Electrical Brain Activity May Spot Autism Risk
Study Shows Computer Analysis of Brain Activity Helps Predict Autism Risk for Infants
Feb. 22, 2011 -- Combining a standard noninvasive test that measures electrical activity in the brain with a high-tech computer analysis may help determine the risk of autism spectrum disorder in infants, according to a new study.
In the study, a computer program that assists in evaluating brainwave data from an electroencephalogram (EEG) was used to determine the way nerve cells communicate with one another in infants. Using the data generated, researchers were able to predict which 9-month-old infants have a high risk of autism with 80% accuracy.
“Electrical activity produced by the brain has a lot more information than we realized,” says researcher William Bosl, PhD, of Children's Hospital Boston, in a news release. “Computer algorithms can pick out patterns in those squiggly lines that the eye can’t see.”
These results are only preliminary, but researchers say the technique could lead to less invasive and much earlier determination of autism risk by picking up subtle differences in brain organization and activity.
Autism is typically diagnosed through extensive behavioral testing at 2-3 years of age.
Checking for Autism Risk
In the study, published in BMC Medicine, researchers compared EEGs from 79 infants aged 6 to 24 months. Forty-six of the infants were considered at high risk for autism because they had an older sibling with the behavioral disorder.
The babies wore helmet-like caps studded with electrodes on their scalps to measure electrical activity while they watched a research assistant blowing bubbles. The tests were repeated, when possible, at 6, 9, 12, 18, and 24 months of age.
The EEGs were then interpreted using modified multiscale entropy (mMSE), which measures the randomness of a signal.
The results showed that the greatest difference in brain activity patterns between the high-risk group and the comparison group of infants was at 9 months of age.
But there was a gender difference that researchers say they can't yet explain.

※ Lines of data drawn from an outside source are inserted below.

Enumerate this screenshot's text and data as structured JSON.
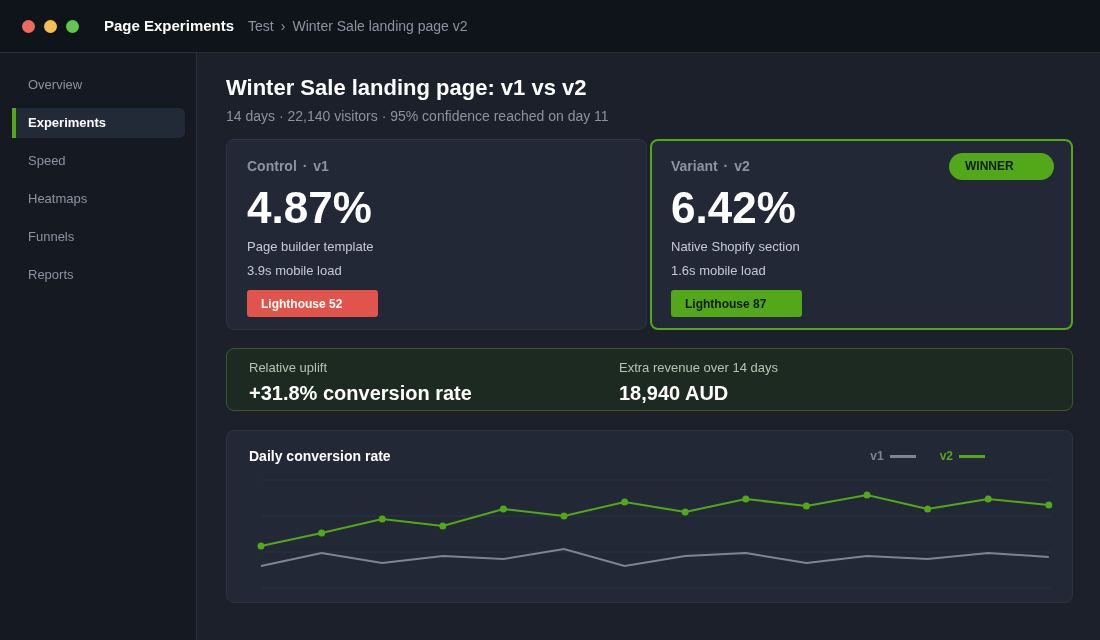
{
  "app_bar": {
    "title": "Page Experiments",
    "breadcrumb": [
      {
        "label": "Test"
      },
      {
        "label": "Winter Sale landing page v2"
      }
    ],
    "breadcrumb_separator": "›"
  },
  "sidebar": {
    "items": [
      {
        "label": "Overview",
        "selected": false
      },
      {
        "label": "Experiments",
        "selected": true
      },
      {
        "label": "Speed",
        "selected": false
      },
      {
        "label": "Heatmaps",
        "selected": false
      },
      {
        "label": "Funnels",
        "selected": false
      },
      {
        "label": "Reports",
        "selected": false
      }
    ]
  },
  "experiment": {
    "title": "Winter Sale landing page: v1 vs v2",
    "summary": "14 days · 22,140 visitors · 95% confidence reached on day 11"
  },
  "variants": [
    {
      "label": "Control · v1",
      "winner": false,
      "conversion_rate": "4.87%",
      "description": "Page builder template",
      "mobile_load": "3.9s mobile load",
      "lighthouse": {
        "label": "Lighthouse 52",
        "color": "#e0544b"
      }
    },
    {
      "label": "Variant · v2",
      "winner": true,
      "winner_badge": "WINNER",
      "conversion_rate": "6.42%",
      "description": "Native Shopify section",
      "mobile_load": "1.6s mobile load",
      "lighthouse": {
        "label": "Lighthouse 87",
        "color": "#52a818"
      }
    }
  ],
  "uplift_banner": {
    "metrics": [
      {
        "label": "Relative uplift",
        "value": "+31.8% conversion rate"
      },
      {
        "label": "Extra revenue over 14 days",
        "value": "18,940 AUD"
      }
    ]
  },
  "chart": {
    "title": "Daily conversion rate",
    "legend": [
      {
        "label": "v1",
        "color": "#7d8594"
      },
      {
        "label": "v2",
        "color": "#52a818"
      }
    ]
  }
}
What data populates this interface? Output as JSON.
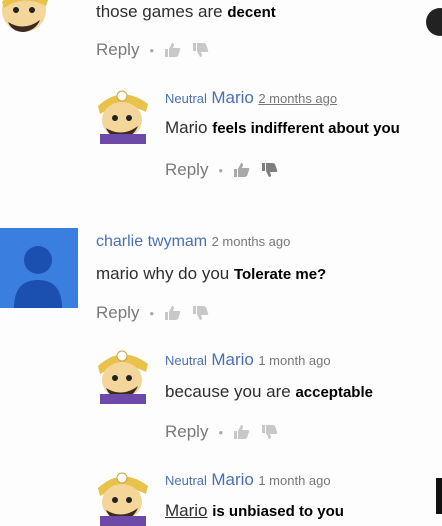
{
  "comments": [
    {
      "author": "",
      "body_plain": "those games are",
      "body_bold": "decent",
      "reply_label": "Reply",
      "separator": "•"
    },
    {
      "author_first": "Neutral",
      "author_second": "Mario",
      "timestamp": "2 months ago",
      "body_plain": "Mario",
      "body_bold": "feels indifferent about you",
      "reply_label": "Reply",
      "separator": "•"
    },
    {
      "author_first": "charlie twymam",
      "timestamp": "2 months ago",
      "body_plain": "mario why do you",
      "body_bold": "Tolerate me?",
      "reply_label": "Reply",
      "separator": "•"
    },
    {
      "author_first": "Neutral",
      "author_second": "Mario",
      "timestamp": "1 month ago",
      "body_plain": "because you are",
      "body_bold": "acceptable",
      "reply_label": "Reply",
      "separator": "•"
    },
    {
      "author_first": "Neutral",
      "author_second": "Mario",
      "timestamp": "1 month ago",
      "body_plain": "Mario",
      "body_bold": "is unbiased to you"
    }
  ],
  "icons": {
    "like": "thumbs-up-icon",
    "dislike": "thumbs-down-icon",
    "overflow": "overflow-icon",
    "user_avatar": "default-user-avatar"
  },
  "colors": {
    "author_blue": "#4a6fb5",
    "user_avatar_bg": "#3a7fe0",
    "avatar_silhouette": "#1b4fb0"
  }
}
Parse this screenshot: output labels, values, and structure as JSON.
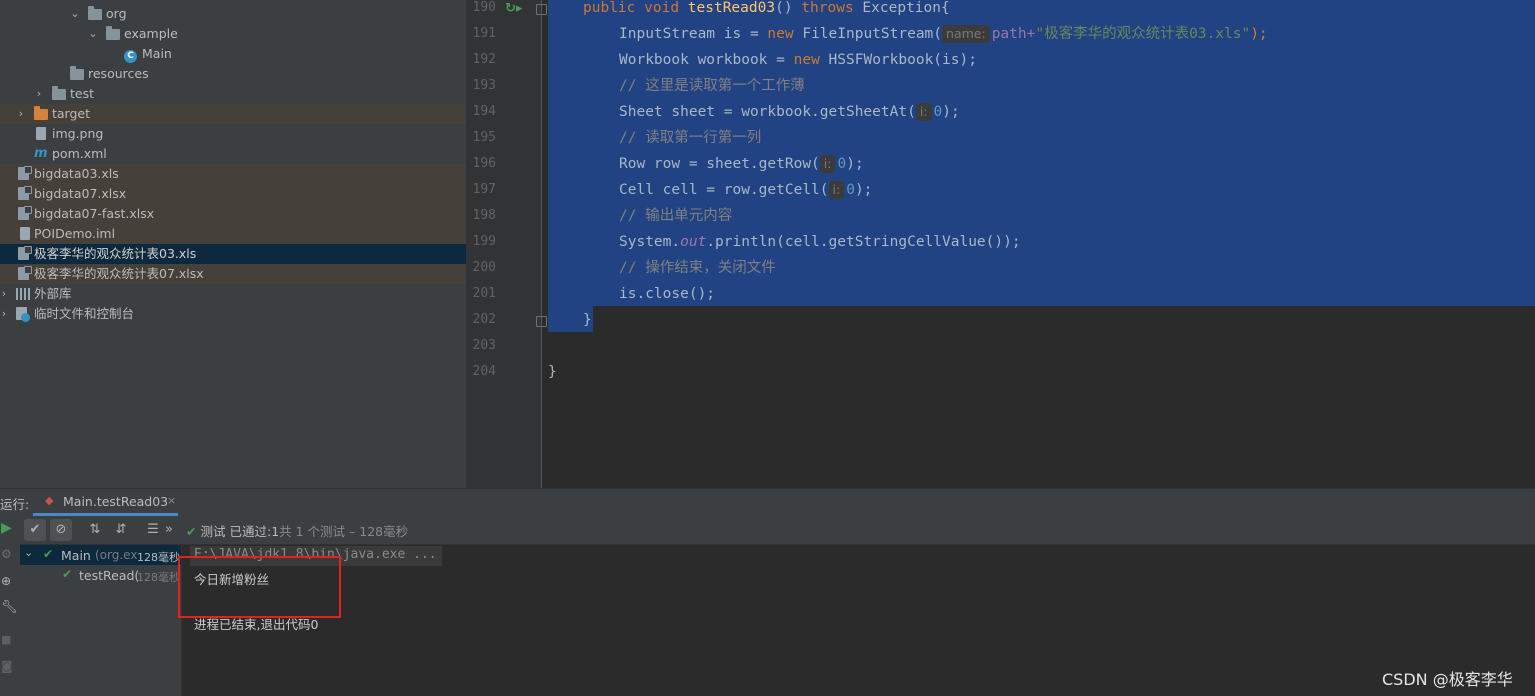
{
  "project_tree": [
    {
      "label": "org",
      "icon": "folder-icon",
      "chevron": "expanded"
    },
    {
      "label": "example",
      "icon": "package-icon",
      "chevron": "expanded"
    },
    {
      "label": "Main",
      "icon": "java-class-icon"
    },
    {
      "label": "resources",
      "icon": "resources-folder-icon"
    },
    {
      "label": "test",
      "icon": "folder-icon",
      "chevron": "collapsed"
    },
    {
      "label": "target",
      "icon": "excluded-folder-icon",
      "chevron": "collapsed"
    },
    {
      "label": "img.png",
      "icon": "image-file-icon"
    },
    {
      "label": "pom.xml",
      "icon": "maven-icon"
    },
    {
      "label": "bigdata03.xls",
      "icon": "xls-file-icon"
    },
    {
      "label": "bigdata07.xlsx",
      "icon": "xls-file-icon"
    },
    {
      "label": "bigdata07-fast.xlsx",
      "icon": "xls-file-icon"
    },
    {
      "label": "POIDemo.iml",
      "icon": "iml-file-icon"
    },
    {
      "label": "极客李华的观众统计表03.xls",
      "icon": "xls-file-icon"
    },
    {
      "label": "极客李华的观众统计表07.xlsx",
      "icon": "xls-file-icon"
    },
    {
      "label": "外部库",
      "icon": "library-icon",
      "chevron": "collapsed"
    },
    {
      "label": "临时文件和控制台",
      "icon": "scratches-icon",
      "chevron": "collapsed"
    }
  ],
  "editor": {
    "line_numbers": [
      "190",
      "191",
      "192",
      "193",
      "194",
      "195",
      "196",
      "197",
      "198",
      "199",
      "200",
      "201",
      "202",
      "203",
      "204"
    ],
    "tokens": {
      "l190_public": "public",
      "l190_void": "void",
      "l190_name": "testRead03",
      "l190_parens": "() ",
      "l190_throws": "throws",
      "l190_rest": " Exception{",
      "l191_a": "InputStream is = ",
      "l191_new": "new",
      "l191_b": " FileInputStream(",
      "l191_hint": "name:",
      "l191_c": "path+",
      "l191_str": "\"极客李华的观众统计表03.xls\"",
      "l191_d": ");",
      "l192_a": "Workbook workbook = ",
      "l192_new": "new",
      "l192_b": " HSSFWorkbook(is);",
      "l193_cm": "// 这里是读取第一个工作薄",
      "l194_a": "Sheet sheet = workbook.getSheetAt(",
      "l194_hint": "i:",
      "l194_num": "0",
      "l194_b": ");",
      "l195_cm": "// 读取第一行第一列",
      "l196_a": "Row row = sheet.getRow(",
      "l196_hint": "i:",
      "l196_num": "0",
      "l196_b": ");",
      "l197_a": "Cell cell = row.getCell(",
      "l197_hint": "i:",
      "l197_num": "0",
      "l197_b": ");",
      "l198_cm": "// 输出单元内容",
      "l199_a": "System.",
      "l199_out": "out",
      "l199_b": ".println(cell.getStringCellValue());",
      "l200_cm": "// 操作结束，关闭文件",
      "l201_a": "is.close();",
      "l202_a": "}",
      "l204_a": "}"
    }
  },
  "run_window": {
    "label": "运行:",
    "tab_label": "Main.testRead03",
    "status_prefix": "测试",
    "status_passed": "已通过:",
    "status_count": "1",
    "status_rest": "共 1 个测试 – 128毫秒",
    "tree": [
      {
        "name": "Main",
        "detail": "(org.ex",
        "time": "128毫秒"
      },
      {
        "name": "testRead(",
        "detail": "",
        "time": "128毫秒"
      }
    ],
    "console_lines": [
      "E:\\JAVA\\jdk1.8\\bin\\java.exe ...",
      "今日新增粉丝",
      "进程已结束,退出代码0"
    ]
  },
  "watermark": "CSDN @极客李华",
  "colors": {
    "selection": "#214283",
    "keyword": "#cc7832",
    "string": "#6a8759",
    "number": "#6897bb",
    "comment": "#808080",
    "annotation_box": "#e0241b",
    "pass_green": "#499c54"
  }
}
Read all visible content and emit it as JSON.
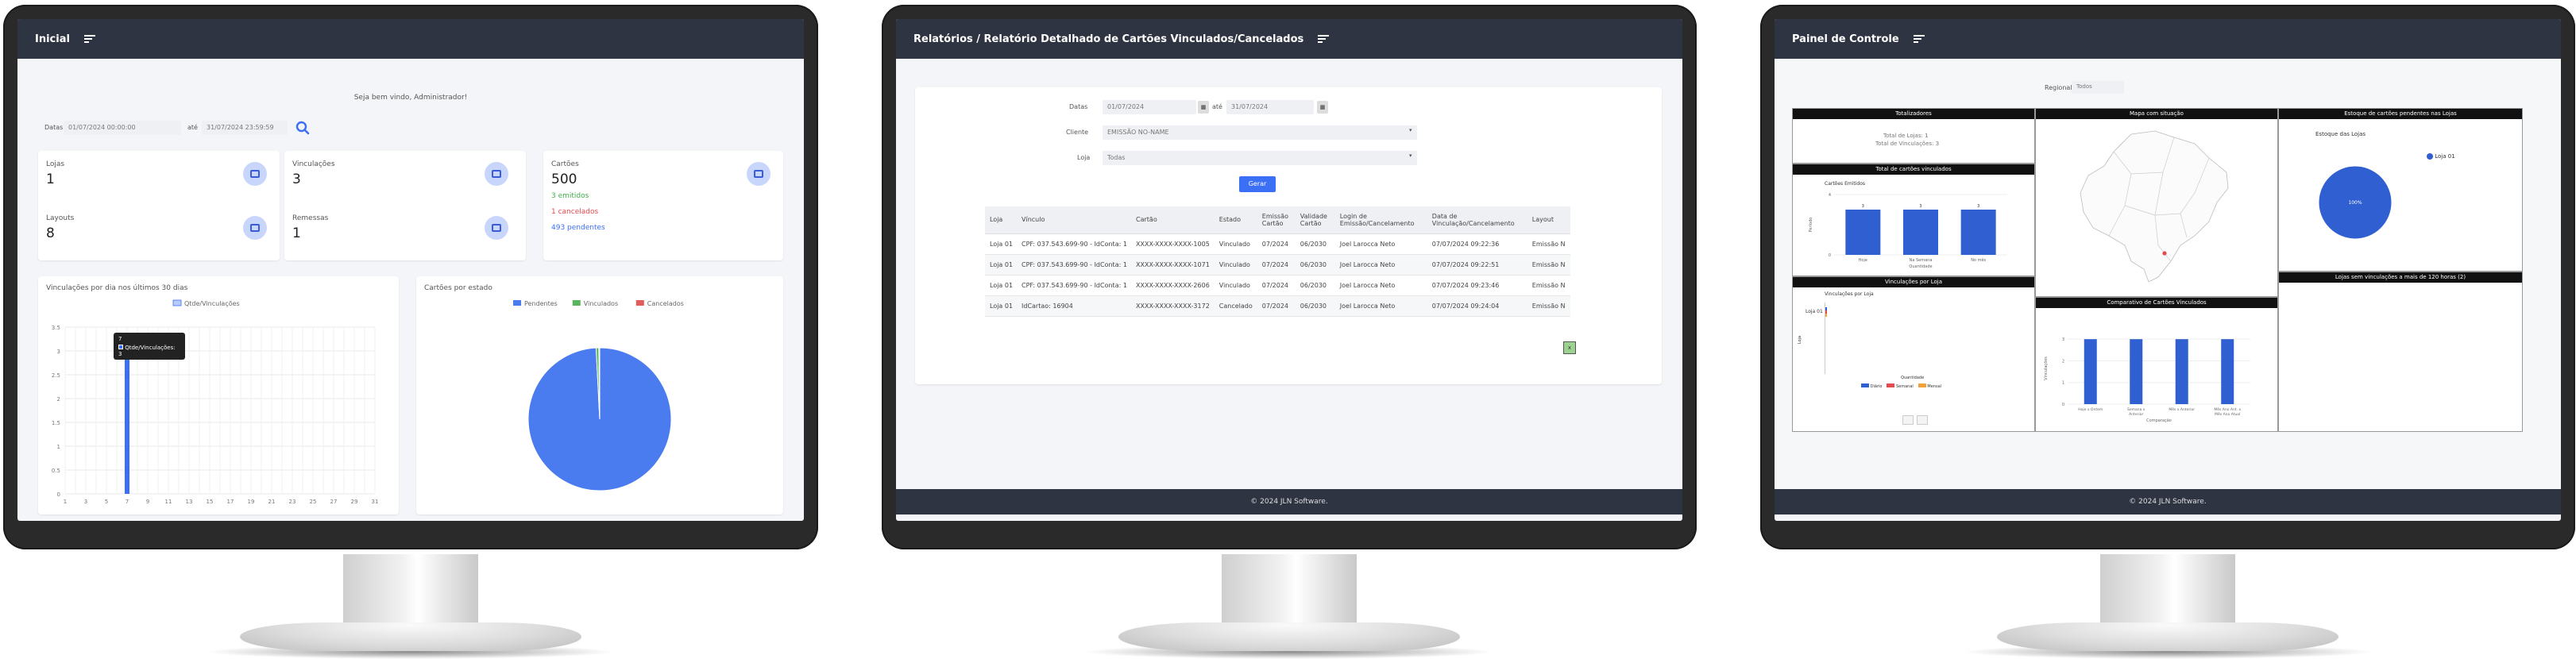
{
  "monitor1": {
    "topbar": {
      "title": "Inicial"
    },
    "welcome": "Seja bem vindo, Administrador!",
    "filter": {
      "label": "Datas:",
      "from": "01/07/2024 00:00:00",
      "sep": "até",
      "to": "31/07/2024 23:59:59"
    },
    "stats": [
      {
        "label": "Lojas",
        "value": "1"
      },
      {
        "label": "Layouts",
        "value": "8"
      },
      {
        "label": "Vinculações",
        "value": "3"
      },
      {
        "label": "Remessas",
        "value": "1"
      }
    ],
    "cartoes": {
      "label": "Cartões",
      "value": "500",
      "emitidos": "3 emitidos",
      "cancelados": "1 cancelados",
      "pendentes": "493 pendentes"
    },
    "line_title": "Vinculações por dia nos últimos 30 dias",
    "pie_title": "Cartões por estado",
    "tooltip": {
      "title": "7",
      "line": "Qtde/Vinculações: 3"
    },
    "colors": {
      "accent": "#3b6ff5",
      "green": "#3fae49",
      "red": "#e5484d"
    }
  },
  "chart_data": [
    {
      "type": "bar",
      "title": "Vinculações por dia nos últimos 30 dias",
      "series": [
        {
          "name": "Qtde/Vinculações",
          "values": [
            0,
            0,
            0,
            0,
            0,
            0,
            3,
            0,
            0,
            0,
            0,
            0,
            0,
            0,
            0,
            0,
            0,
            0,
            0,
            0,
            0,
            0,
            0,
            0,
            0,
            0,
            0,
            0,
            0,
            0,
            0
          ]
        }
      ],
      "x": [
        1,
        2,
        3,
        4,
        5,
        6,
        7,
        8,
        9,
        10,
        11,
        12,
        13,
        14,
        15,
        16,
        17,
        18,
        19,
        20,
        21,
        22,
        23,
        24,
        25,
        26,
        27,
        28,
        29,
        30,
        31
      ],
      "xticks": [
        "1",
        "3",
        "5",
        "7",
        "9",
        "11",
        "13",
        "15",
        "17",
        "19",
        "21",
        "23",
        "25",
        "27",
        "29",
        "31"
      ],
      "yticks": [
        "0",
        "0.5",
        "1",
        "1.5",
        "2",
        "2.5",
        "3",
        "3.5"
      ],
      "ylim": [
        0,
        3.5
      ]
    },
    {
      "type": "pie",
      "title": "Cartões por estado",
      "labels": [
        "Pendentes",
        "Vinculados",
        "Cancelados"
      ],
      "values": [
        493,
        3,
        1
      ],
      "colors": [
        "#4a7cf0",
        "#5ab55e",
        "#e25c5c"
      ]
    },
    {
      "type": "bar",
      "title": "Cartões Emitidos",
      "categories": [
        "Hoje",
        "Na Semana",
        "No mês"
      ],
      "values": [
        3,
        3,
        3
      ],
      "ylabel": "Período",
      "xlabel": "Quantidade",
      "yticks": [
        "0",
        "4"
      ],
      "ylim": [
        0,
        4
      ]
    },
    {
      "type": "bar",
      "title": "Comparativo de Cartões Vinculados",
      "categories": [
        "Hoje x Ontem",
        "Semana x Anterior",
        "Mês x Anterior",
        "Mês Ano Ant. x Mês Ano Atual"
      ],
      "values": [
        3,
        3,
        3,
        3
      ],
      "ylabel": "Vinculações",
      "xlabel": "Comparação",
      "yticks": [
        "0",
        "1",
        "2",
        "3"
      ],
      "ylim": [
        0,
        3.3
      ]
    },
    {
      "type": "pie",
      "title": "Estoque das Lojas",
      "labels": [
        "Loja 01"
      ],
      "values": [
        100
      ],
      "colors": [
        "#2f5fd0"
      ],
      "slice_label": "100%"
    }
  ],
  "monitor2": {
    "topbar": {
      "title": "Relatórios / Relatório Detalhado de Cartões Vinculados/Cancelados"
    },
    "form": {
      "datas_label": "Datas",
      "from": "01/07/2024",
      "sep": "até",
      "to": "31/07/2024",
      "cliente_label": "Cliente",
      "cliente_value": "EMISSÃO NO-NAME",
      "loja_label": "Loja",
      "loja_value": "Todas",
      "button": "Gerar"
    },
    "table": {
      "headers": [
        "Loja",
        "Vínculo",
        "Cartão",
        "Estado",
        "Emissão Cartão",
        "Validade Cartão",
        "Login de Emissão/Cancelamento",
        "Data de Vinculação/Cancelamento",
        "Layout"
      ],
      "rows": [
        [
          "Loja 01",
          "CPF: 037.543.699-90 - IdConta: 1",
          "XXXX-XXXX-XXXX-1005",
          "Vinculado",
          "07/2024",
          "06/2030",
          "Joel Larocca Neto",
          "07/07/2024 09:22:36",
          "Emissão N"
        ],
        [
          "Loja 01",
          "CPF: 037.543.699-90 - IdConta: 1",
          "XXXX-XXXX-XXXX-1071",
          "Vinculado",
          "07/2024",
          "06/2030",
          "Joel Larocca Neto",
          "07/07/2024 09:22:51",
          "Emissão N"
        ],
        [
          "Loja 01",
          "CPF: 037.543.699-90 - IdConta: 1",
          "XXXX-XXXX-XXXX-2606",
          "Vinculado",
          "07/2024",
          "06/2030",
          "Joel Larocca Neto",
          "07/07/2024 09:23:46",
          "Emissão N"
        ],
        [
          "Loja 01",
          "IdCartao: 16904",
          "XXXX-XXXX-XXXX-3172",
          "Cancelado",
          "07/2024",
          "06/2030",
          "Joel Larocca Neto",
          "07/07/2024 09:24:04",
          "Emissão N"
        ]
      ]
    },
    "footer": "© 2024 JLN Software."
  },
  "monitor3": {
    "topbar": {
      "title": "Painel de Controle"
    },
    "regional_label": "Regional:",
    "regional_value": "Todos",
    "totalizadores": {
      "title": "Totalizadores",
      "lojas": "Total de Lojas: 1",
      "vinc": "Total de Vinculações: 3"
    },
    "mapa_title": "Mapa com situação",
    "estoque_header": "Estoque de cartões pendentes nas Lojas",
    "estoque_title": "Estoque das Lojas",
    "estoque_legend": "Loja 01",
    "total_vinc_header": "Total de cartões vinculados",
    "emitidos_title": "Cartões Emitidos",
    "vinc_loja_header": "Vinculações por Loja",
    "vinc_loja_title": "Vinculações por Loja",
    "vinc_loja_ylabel": "Loja",
    "vinc_loja_cat": "Loja 01",
    "vinc_loja_xlabel": "Quantidade",
    "vinc_loja_legend": [
      "Diário",
      "Semanal",
      "Mensal"
    ],
    "comparativo_header": "Comparativo de Cartões Vinculados",
    "lojas_sem_header": "Lojas sem vinculações a mais de 120 horas (2)",
    "footer": "© 2024 JLN Software."
  }
}
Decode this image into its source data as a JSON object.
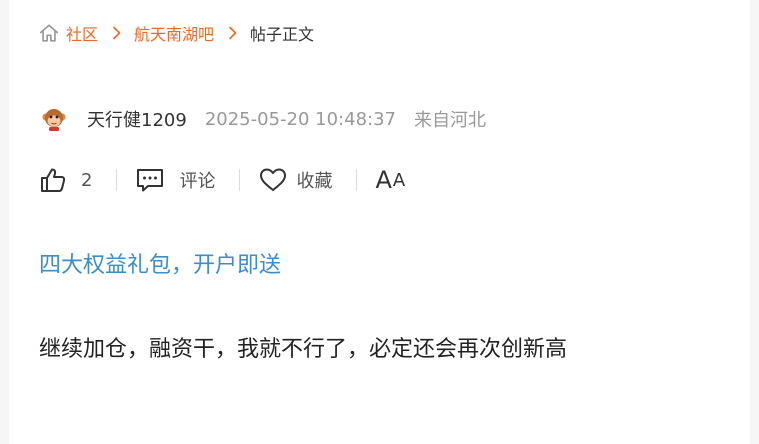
{
  "breadcrumb": {
    "home_icon": "home-icon",
    "items": [
      "社区",
      "航天南湖吧"
    ],
    "current": "帖子正文",
    "link_color": "#e86a24"
  },
  "author": {
    "avatar_icon": "monkey-avatar-icon",
    "name": "天行健1209",
    "time": "2025-05-20 10:48:37",
    "location": "来自河北"
  },
  "actions": {
    "like_icon": "thumbs-up-icon",
    "like_count": "2",
    "comment_icon": "comment-icon",
    "comment_label": "评论",
    "favorite_icon": "heart-icon",
    "favorite_label": "收藏",
    "font_size_large": "A",
    "font_size_small": "A"
  },
  "promo": {
    "text": "四大权益礼包，开户即送",
    "color": "#3a8ec9"
  },
  "post": {
    "content": "继续加仓，融资干，我就不行了，必定还会再次创新高"
  }
}
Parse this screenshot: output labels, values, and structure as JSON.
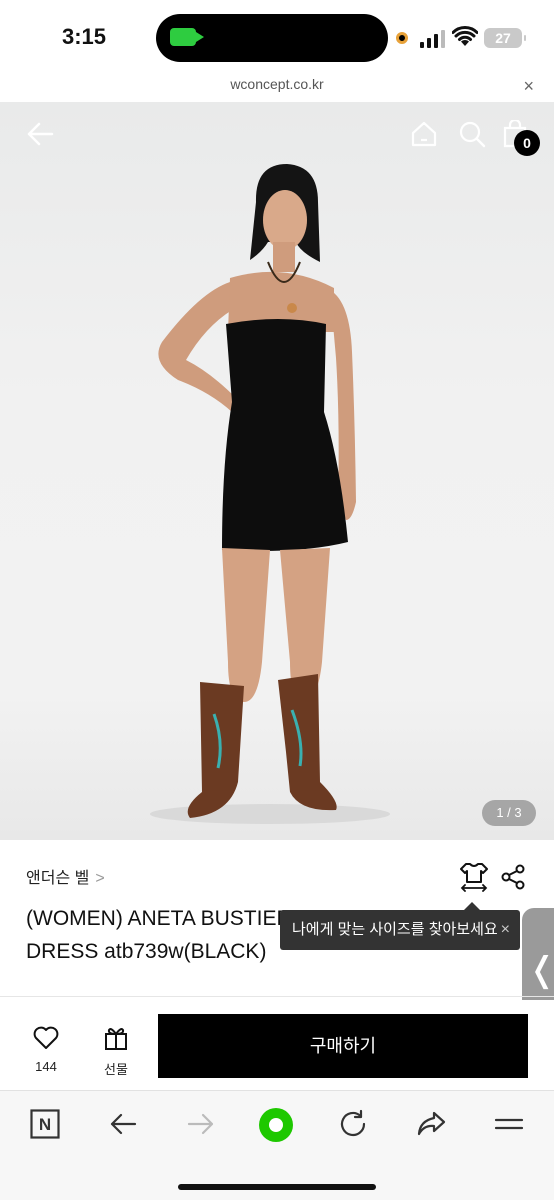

The method's accuracy at picking out babies at risk for autism was greatest for girls at 6 months and for boys at 12 and 18 months.
Researchers say patterns in brain electrical activity can give many clues about how the brain is wired and how the connections between neurons in each part of the brain are functioning and organized.
“Many neuroscientists believe that autism reflects a ‘disconnection syndrome,’ by which distributed populations of neurons fail to communicate efficiently with one another,” says researcher Charles A. Nelson, PhD, research director of the Developmental Medicine Center at Children's Hospital Boston, in the release. “The current paper supports this hypothesis by suggesting that the brains of infants at high risk for developing autism exhibit different patterns of neural connectivity.”